I liked Melzafit’s Thought of the Week this week, on Accountability:
If you’re trying to motivate yourself to move more, there’s nothing better than accountability. Find it wherever and whenever you can. Find a class, a group, or a friend to do the activity with. If you don’t have that, tell someone out loud what you plan to do and then excitedly let them know you did it afterwards… and maybe even just before to make sure you get started! Other ways to find accountability include setting some rules for yourself such as, I always walk to this activity or I always ride my stationary bike for the first 30 min of TV I watch in the evening, or I always walk for 10 minutes after meals. When movement happens for more reasons than simply “I should / have to do this”, your motivation comes from a place of desire rather than shame. You simply cannot sustain moving consistently over time if it’s just a chore, a have-to, or a punishment.
(That’s my sister, and, back in the day, Beeminder’s original Resident Fitness Expert.)
At first I worried that the last couple sentences were an anti-Beeminder argument. She said maybe some uses of Beeminder can be like that? But her point is that you can’t hate yourself into doing things. “Ugh, I have to work out because I’m too fat”, was her example.
My sense is that there are masochists on Beeminder, but they’re the minority. Beeminder is about doing things you genuinely want to do, just that life tends to get in the way of fitting in. See “Beeminder Making You Do Self-Indulgent Things” for anti-masochism use cases.
So I think @mel’s point is very pro-Beeminder. If you can join a gym, make workout dates with friends, get yourself on the hook to follow through by talking about your goals [1], all those things create accountability. As does creating a Beeminder goal.
[1] Remember when the internet was convinced you shouldn’ttalk about your goals? Fun times.
Indeed, it seems like a lot of us feel that beeminder ultimately doesn’t work when we don’t actually want to do the thing! Often enough, someone remarks something like “well, I learned from the goal that I actually didn’t want to achieve the goal.”
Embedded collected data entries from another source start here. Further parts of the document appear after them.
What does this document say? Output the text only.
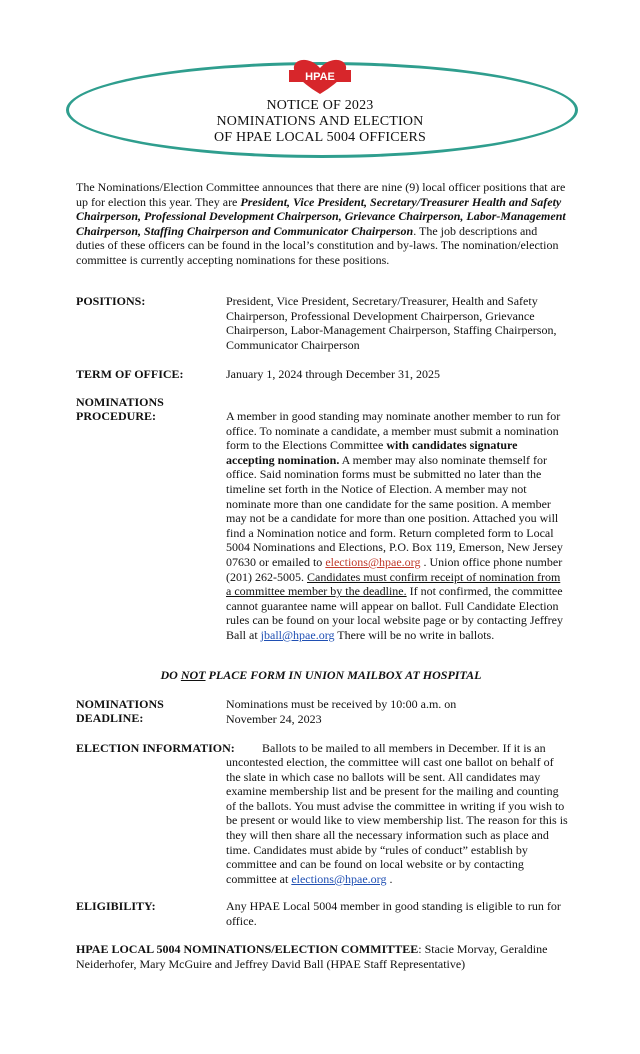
HPAE
NOTICE OF 2023
NOMINATIONS AND ELECTION
OF HPAE LOCAL 5004 OFFICERS
The Nominations/Election Committee announces that there are nine (9) local officer positions that are up for election this year. They are President, Vice President, Secretary/Treasurer Health and Safety Chairperson, Professional Development Chairperson, Grievance Chairperson, Labor-Management Chairperson, Staffing Chairperson and Communicator Chairperson. The job descriptions and duties of these officers can be found in the local’s constitution and by-laws. The nomination/election committee is currently accepting nominations for these positions.
POSITIONS:	President, Vice President, Secretary/Treasurer, Health and Safety Chairperson, Professional Development Chairperson, Grievance Chairperson, Labor-Management Chairperson, Staffing Chairperson, Communicator Chairperson
TERM OF OFFICE:	January 1, 2024 through December 31, 2025
NOMINATIONS
PROCEDURE:	A member in good standing may nominate another member to run for office. To nominate a candidate, a member must submit a nomination form to the Elections Committee with candidates signature accepting nomination. A member may also nominate themself for office. Said nomination forms must be submitted no later than the timeline set forth in the Notice of Election. A member may not nominate more than one candidate for the same position. A member may not be a candidate for more than one position. Attached you will find a Nomination notice and form. Return completed form to Local 5004 Nominations and Elections, P.O. Box 119, Emerson, New Jersey 07630 or emailed to elections@hpae.org . Union office phone number (201) 262-5005. Candidates must confirm receipt of nomination from a committee member by the deadline. If not confirmed, the committee cannot guarantee name will appear on ballot. Full Candidate Election rules can be found on your local website page or by contacting Jeffrey Ball at jball@hpae.org There will be no write in ballots.
DO NOT PLACE FORM IN UNION MAILBOX AT HOSPITAL
NOMINATIONS
DEADLINE:
Nominations must be received by 10:00 a.m. on
November 24, 2023
ELECTION INFORMATION: Ballots to be mailed to all members in December. If it is an
uncontested election, the committee will cast one ballot on behalf of the slate in which case no ballots will be sent. All candidates may examine membership list and be present for the mailing and counting of the ballots. You must advise the committee in writing if you wish to be present or would like to view membership list. The reason for this is they will then share all the necessary information such as place and time. Candidates must abide by “rules of conduct” establish by committee and can be found on local website or by contacting committee at elections@hpae.org .
ELIGIBILITY:	Any HPAE Local 5004 member in good standing is eligible to run for office.
HPAE LOCAL 5004 NOMINATIONS/ELECTION COMMITTEE: Stacie Morvay, Geraldine Neiderhofer, Mary McGuire and Jeffrey David Ball (HPAE Staff Representative)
Relatedly, I restarted my running goal about a week ago, which failed a couple times in the past. I seem to be getting somewhere (too soon to say) this time, perhaps, and I think the main difference is just that I have some actual excitement about improving. I hope the goal will function as just a light push now and then to keep me from falling off the wagon.
TL;DR: I like that Beemidner also works really well for people who really, really dislike dependency on external accountability to maximize pace
I think for me personally what has happened in the past is if the social side wasn’t a sufficient motivation, then at some point I would stop doing it, or at worst do fake data (the great mortal sin).
Or not necessarily fake, but bending it or twisting it here and there, because I cared much more about the shame of missing a target (really just being perceived as inconsistent) than about actually being consistent.
So I tend to keep all of my day to day commits / achievements private.
Although in practice I do have some channels where I share wins / do a standup, but I keep the bar in those fairly low so I don’t feel too much stress about them (as I find that counterproductive for PTSD / again fake data reasons).
The downside of that is that although it helps “pull” me into the work when I’m on a roll, it doesn’t really help me push or increase my own pace beyond some “minimum expected output” amount that others can perceive on a gut level.
I think that’s the beauty of Beeminder for me:
I have a semi-automated way to track and manage my own pace to a comfortable but near maximal level
there is a very real sting that will affect my ability to spend disposable income on other things (and can literally cause me to have to pull in my belt for a month if it’s something I’m really committed to and have a high $ ceiling for)
I much prefer reducing my own freedom (by reducing my $) and “seeing it coming” a week away and having time to adjust etc. rather than either numbing myself to social feedback and/or creating a lot of PTSD about the unknowns about when the other shoe will drop due to not hitting some hard-gauge pace
For some reason paying money really doesn’t “hurt” me or drive anxiety at all, but still gives me something to avoid – maybe because of the Akrasia horizon and how you can “see it coming” from a mile away in a very clear and comprehensible way
I really feel like it’s helped me go from slightly guilty satisficing to guiltless maximizing, because I can:
get far more granular feedback on my pacing in a way that also has a real (but not PTSD-inducing) weight and
I can effectively set a ceiling on how far I maximize so that my personal life doesn’t fall apart
I’ve derailed 3x so far, and it’s really, really awesome.